Chloe Smith MP, Minister for the Constitution, evaluates the outcomes of the voter ID pilots conducted at the last local elections.

We are one step closer to strengthening the integrity of our electoral system through requiring electors to confirm their identity before they vote, building on the government’s commitment to safeguard against fraud.

A new evaluation carried out by the Cabinet Office of voter ID pilots conducted in five local authorities at May’s local elections has found they were smoothly delivered, with satisfaction amongst electoral administration and public confidence strengthened locally.

Evidence from the pilots delivered successfully in Bromley, Gosport, Swindon, Watford and Woking show that the vast majority of voters who turned up to vote without ID returned later with ID without issue. This builds on earlier data released by the local authorities themselves that indicated that those who chose not to return with identification represented just 0.14% of votes cast. 

Today’s published evaluation confirms that electoral administrators were able to deliver voter ID in conjunction with all the business as usual activities for a successful election. When surveyed, polling station staff overwhelmingly judged that they had been able to successfully deliver the ID requirements in their polling stations, with 99% satisfaction rates amongst administrators in four of the five local authorities – Bromley, Swindon, Woking and Gosport – and 97% in the fifth, Watford.

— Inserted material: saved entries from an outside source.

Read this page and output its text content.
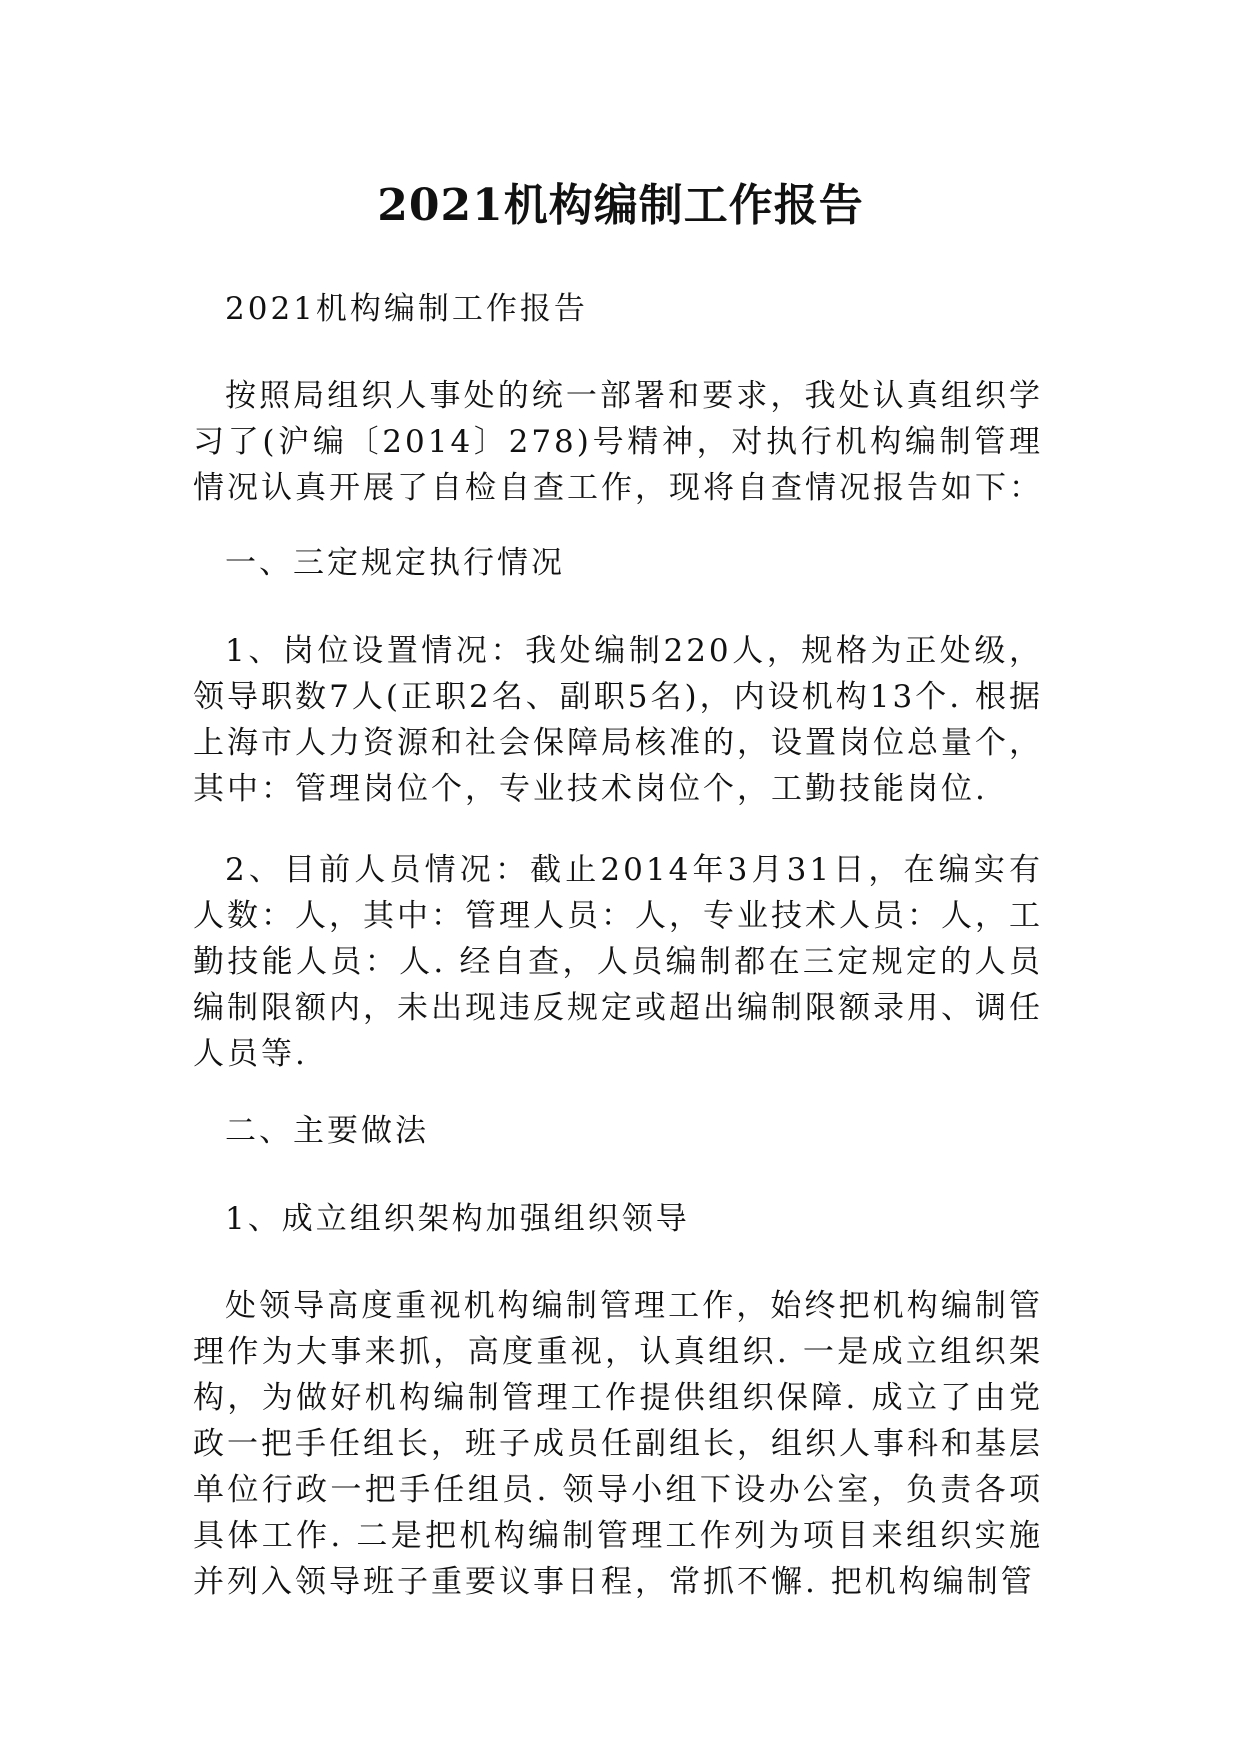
2021机构编制工作报告

2021机构编制工作报告

按照局组织人事处的统一部署和要求，我处认真组织学习了(沪编〔2014〕278)号精神，对执行机构编制管理情况认真开展了自检自查工作，现将自查情况报告如下：

一、三定规定执行情况

1、岗位设置情况：我处编制220人，规格为正处级，领导职数7人(正职2名、副职5名)，内设机构13个. 根据上海市人力资源和社会保障局核准的，设置岗位总量个，其中：管理岗位个，专业技术岗位个，工勤技能岗位.

2、目前人员情况：截止2014年3月31日，在编实有人数：人，其中：管理人员：人，专业技术人员：人，工勤技能人员：人. 经自查，人员编制都在三定规定的人员编制限额内，未出现违反规定或超出编制限额录用、调任人员等.

二、主要做法

1、成立组织架构加强组织领导

处领导高度重视机构编制管理工作，始终把机构编制管理作为大事来抓，高度重视，认真组织. 一是成立组织架构，为做好机构编制管理工作提供组织保障. 成立了由党政一把手任组长，班子成员任副组长，组织人事科和基层单位行政一把手任组员. 领导小组下设办公室，负责各项具体工作. 二是把机构编制管理工作列为项目来组织实施并列入领导班子重要议事日程，常抓不懈. 把机构编制管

Indeed, the evidence shows that the overwhelming majority of electors who turned up to vote did so with the right documents and were not adversely affected by the pilots.

Separately, Peterborough, Slough and Tower Hamlets tested additional safeguards to strengthen the security of the postal vote process, with additional guidance provided to every postal vote applicant. The local authorities found value in the pilot as an elector engagement exercise, given the positive feedback they received from electors in reaction to being contacted.

The UK Government has been clear that electoral fraud is not a victimless crime and that it is often the most vulnerable who find themselves targeted. That is why, as Minister for the Constitution, I worked with the Electoral Commission and Crimestoppers to launch the ‘Your Vote is Yours Alone’ campaign that ran alongside the local elections to encourage the reporting of suspected electoral crime.

Today’s evaluation underlines the importance of raising awareness about how to spot electoral fraud and, crucially, how to report it, with many of the key messages of our counter-fraud measures resonating with voters.

The results of the pilot further demonstrate that requiring voter ID in polling stations is a timely, reasonable and proportionate measure that will sustain and strengthen confidence in our voting process. 

The changes we are seeking to make will bring the UK in line with many other countries around the world, such as Canada, who recognise that there is an increased expectation that everyone’s vote should be protected and that doing so guards democracy and confidence for everyone. 

In Northern Ireland, electors have been showing ID since 1985 and there is no evidence that this has affected the number of people who go and vote. It has tackled cases of voter fraud with only one conviction for personation in Northern Ireland since 2002.

We are committed to improving the security and resilience of the electoral system, strengthening our democracy and ensuring that people have confidence in our democratic processes, whilst putting equality and inclusivity at the centre of our electoral system. 

That is why we will continue to pilot ID at next year’s local elections and encourage councils to get involved and work with us to pilot in their area.